Maybe for some of the same reasons Jesus was more interested in people than what was going on around him. I think Peter’s central motivation was to center the business or the social sector or any organization – center it on the customer and not on the size of the yearly bonus.
You were well established in your career when you came to the conclusion you needed to change your life. So, you rearranged your priorities to give 20 percent to your company and 80 percent to a new endeavor—to start something called Leadership Network. How did you arrive at this decision and why was it so important to move in this direction?

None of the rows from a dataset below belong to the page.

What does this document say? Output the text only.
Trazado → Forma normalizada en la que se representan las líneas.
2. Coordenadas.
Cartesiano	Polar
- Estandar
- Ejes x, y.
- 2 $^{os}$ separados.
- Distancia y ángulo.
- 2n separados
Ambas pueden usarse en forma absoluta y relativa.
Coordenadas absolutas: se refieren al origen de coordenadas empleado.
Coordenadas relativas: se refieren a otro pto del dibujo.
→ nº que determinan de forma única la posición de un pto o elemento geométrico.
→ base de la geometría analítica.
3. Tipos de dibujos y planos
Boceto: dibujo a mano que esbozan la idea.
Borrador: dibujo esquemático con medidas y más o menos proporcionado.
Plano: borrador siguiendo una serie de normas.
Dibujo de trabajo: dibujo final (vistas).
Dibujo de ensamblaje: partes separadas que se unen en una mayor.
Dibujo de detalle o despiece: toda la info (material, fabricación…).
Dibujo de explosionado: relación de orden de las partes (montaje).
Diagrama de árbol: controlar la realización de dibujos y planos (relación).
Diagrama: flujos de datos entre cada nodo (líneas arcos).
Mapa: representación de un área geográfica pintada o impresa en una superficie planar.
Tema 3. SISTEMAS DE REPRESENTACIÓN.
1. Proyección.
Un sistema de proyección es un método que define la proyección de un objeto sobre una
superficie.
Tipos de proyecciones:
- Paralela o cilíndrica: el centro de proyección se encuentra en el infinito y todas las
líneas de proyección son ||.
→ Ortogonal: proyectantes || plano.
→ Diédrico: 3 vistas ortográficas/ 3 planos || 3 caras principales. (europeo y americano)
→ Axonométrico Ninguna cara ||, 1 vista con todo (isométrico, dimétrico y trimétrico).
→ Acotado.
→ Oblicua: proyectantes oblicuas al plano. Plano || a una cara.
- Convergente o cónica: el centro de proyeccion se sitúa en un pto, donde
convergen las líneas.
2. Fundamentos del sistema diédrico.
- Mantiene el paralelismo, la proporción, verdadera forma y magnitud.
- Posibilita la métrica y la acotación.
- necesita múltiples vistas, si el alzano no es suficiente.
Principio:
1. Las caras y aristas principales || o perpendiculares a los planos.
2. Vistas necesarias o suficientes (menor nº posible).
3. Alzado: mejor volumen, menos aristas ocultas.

A seminal moment was when my assistant, 15 years older than I was, said to me that I was frightening to her. I said, “Say more.” She said, “I think you’re going to lose some things of value to you in this chase for making more money.” To me, business, I’d been in business for 20 years—the major purpose was to prove I could do it. If you look at Tom Brady, he knows he’s a good football player and has a great looking wife and won three Super Bowls. Why sign up for a concussion next Sunday? As I thought about what my secretary said, it caused me to think about my non-negotiables. It turned out there were three: that I stay married to the same person and raise my son to be better than I was. The second was personal development. The third had to do with money. I wrote down I wanted, in my life, to make a certain amount of net worth. I wanted to escape the pathological side of wealth and satisfy a much more important thing to do.
I’d been there and done that and didn’t need to do it again. What was vastly more important was my faith. The question for me, the tension in my life, was not what I believed but what I was going to do about what I believed. And subordinate to that, when I was going to do it.

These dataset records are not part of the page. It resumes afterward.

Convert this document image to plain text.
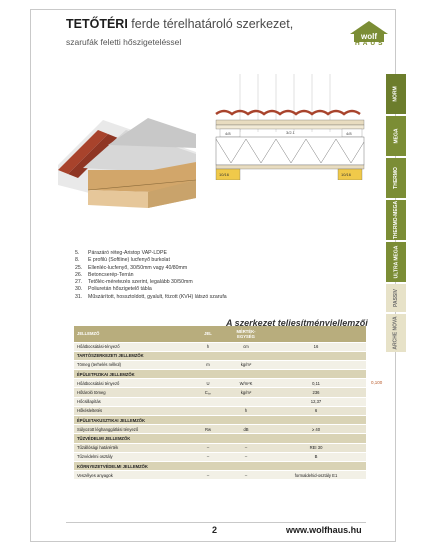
TETŐTÉRI ferde térelhatároló szerkezet,
szarufák feletti hőszigeteléssel
wolf
HAUS
NORM
MEGA
THERMO
THERMO-MEGA
ULTRA MEGA
PASSIV
ARCHE NOVA
4/8	3/2.1	4/8
10/16	10/16
5.	Párazáró réteg-Aristop VAP-LDPE
8.	E profilú (Softline) lucfenyő burkolat
25.	Ellenléc-lucfenyő, 30/50mm vagy 40/80mm
26.	Betoncserép-Terrán
27.	Tetőléc-méretezés szerint, legalább 30/50mm
30.	Poliuretán hőszigetelő tábla
31.	Műszárított, hossztoldott, gyalult, fózott (KVH) látszó szarufa
A szerkezet teljesítményjellemzői
JELLEMZŐ	JEL	MÉRTÉK-EGYSÉG	
Hőátbocsátási-tényező	h	cm	16
TARTÓSZERKEZETI JELLEMZŐK			
Tömeg (terhelés nélkül)	m	kg/m²	
ÉPÜLETFIZIKAI JELLEMZŐK			
Hőátbocsátási tényező	U	W/m²K	0,11
Hőtároló tömeg	Cₛₚ	kg/m²	236
Hőcsillapítás			12,37
Hőkésleltetés		h	6
ÉPÜLETAKUSZTIKAI JELLEMZŐK			
Súlyozott léghanggátlási tényező	Rw	dB	≥ 40
TŰZVÉDELMI JELLEMZŐK			
Tűzállósági határérték	–	–	REI 30
Tűzvédelmi osztály	–	–	B
KÖRNYEZETVÉDELMI JELLEMZŐK			
Veszélyes anyagok	–	–	formaldehid-osztály E1
0,100
2	www.wolfhaus.hu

His encouragement led you to form the aforementioned Leadership Network. What influence has this organization had on the mega-church movement here in America?
Peter said the objective is to make a church more churchlike. The mission is set down in the great commission and other places in the Bible. It’s clear what God wants people to do. So the missing piece was how to go about doing it. How to bring a church up to scale—basically to scale the church to the place of need in the community, rather than tapping out at 200 people, which pays the bills. He once told me that your job is to transform the latent energy in American Christianity to active energy. And everything I do is in that realm. We’re not in the Bible study business because that’s well served. We’re not in church operating business because there are 300,000 churches in America.

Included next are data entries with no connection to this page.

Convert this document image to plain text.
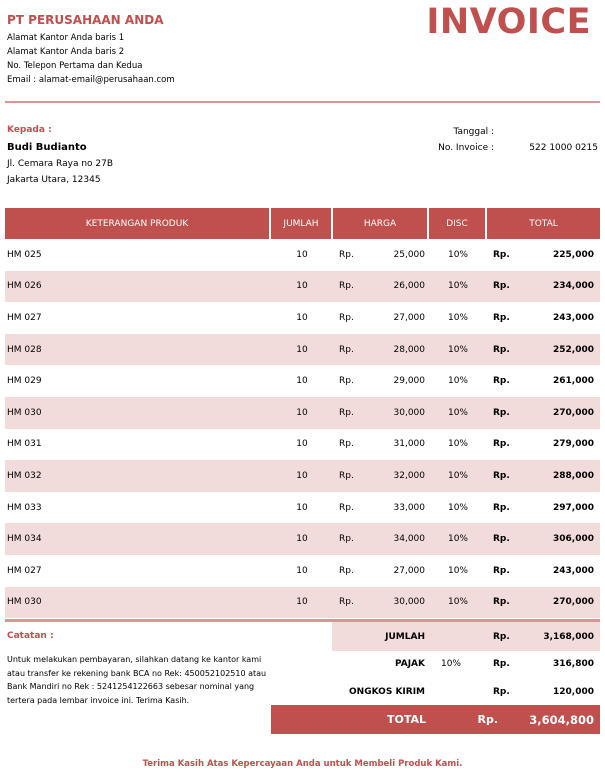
PT PERUSAHAAN ANDA
Alamat Kantor Anda baris 1
Alamat Kantor Anda baris 2
No. Telepon Pertama dan Kedua
Email : alamat-email@perusahaan.com
INVOICE
Kepada :
Budi Budianto
Jl. Cemara Raya no 27B
Jakarta Utara, 12345
Tanggal :
No. Invoice :
	522 1000 0215
KETERANGAN PRODUK	JUMLAH	HARGA	DISC	TOTAL
HM 025	10	Rp.	25,000	10%	Rp.	225,000
HM 026	10	Rp.	26,000	10%	Rp.	234,000
HM 027	10	Rp.	27,000	10%	Rp.	243,000
HM 028	10	Rp.	28,000	10%	Rp.	252,000
HM 029	10	Rp.	29,000	10%	Rp.	261,000
HM 030	10	Rp.	30,000	10%	Rp.	270,000
HM 031	10	Rp.	31,000	10%	Rp.	279,000
HM 032	10	Rp.	32,000	10%	Rp.	288,000
HM 033	10	Rp.	33,000	10%	Rp.	297,000
HM 034	10	Rp.	34,000	10%	Rp.	306,000
HM 027	10	Rp.	27,000	10%	Rp.	243,000
HM 030	10	Rp.	30,000	10%	Rp.	270,000
Catatan :
Untuk melakukan pembayaran, silahkan datang ke kantor kami atau transfer ke rekening bank BCA no Rek: 450052102510 atau Bank Mandiri no Rek : 5241254122663 sebesar nominal yang tertera pada lembar invoice ini. Terima Kasih.
JUMLAH	Rp.	3,168,000
PAJAK	10%	Rp.	316,800
ONGKOS KIRIM	Rp.	120,000
TOTAL	Rp.	3,604,800
Terima Kasih Atas Kepercayaan Anda untuk Membeli Produk Kami.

We find the people interested in learning how to do that (make a church scalable) and let them teach one another. Lo and behold, 30 years later, we’re still doing that.
The subtitle of your book is “What a Texas Entrepreneur Learned from the Father of Modern Management”. Do you think the two of you were successful and continue to be so with your plan?
Yes, and I’ll tell you why. It’s really not our success. Peter taught me a set of values. Two of them are this: you’re going to build on islands of health and strength and let them do the work.
We did some unpublished research once, a group of six or seven seminaries got nervous about large churches and asked us to do a survey. We sent a nice lady on the road for nine months. Her first question as, “What did you learn in seminary?” It was a half page of study subjects. Languages and stuff you ought to learn in seminary. Then she asked, “And what did you not learn that, now that you’re a practicing pastor, you wish you’d learned?” It was like a business school: How to understand my customer, how to market myself, hire the right people, be clear about your mission and how to go about it. It was my original dream, and they wanted it. And they told us that. So we did it.
As an author, what’s your greatest hope for Drucker and Me?
My hope is to just channel Peter Drucker to people that can use his way of thinking. There’s a quote from Mother Teresa. She once said, “I am a little pencil in God’s hand.” That’s what I have tried to be.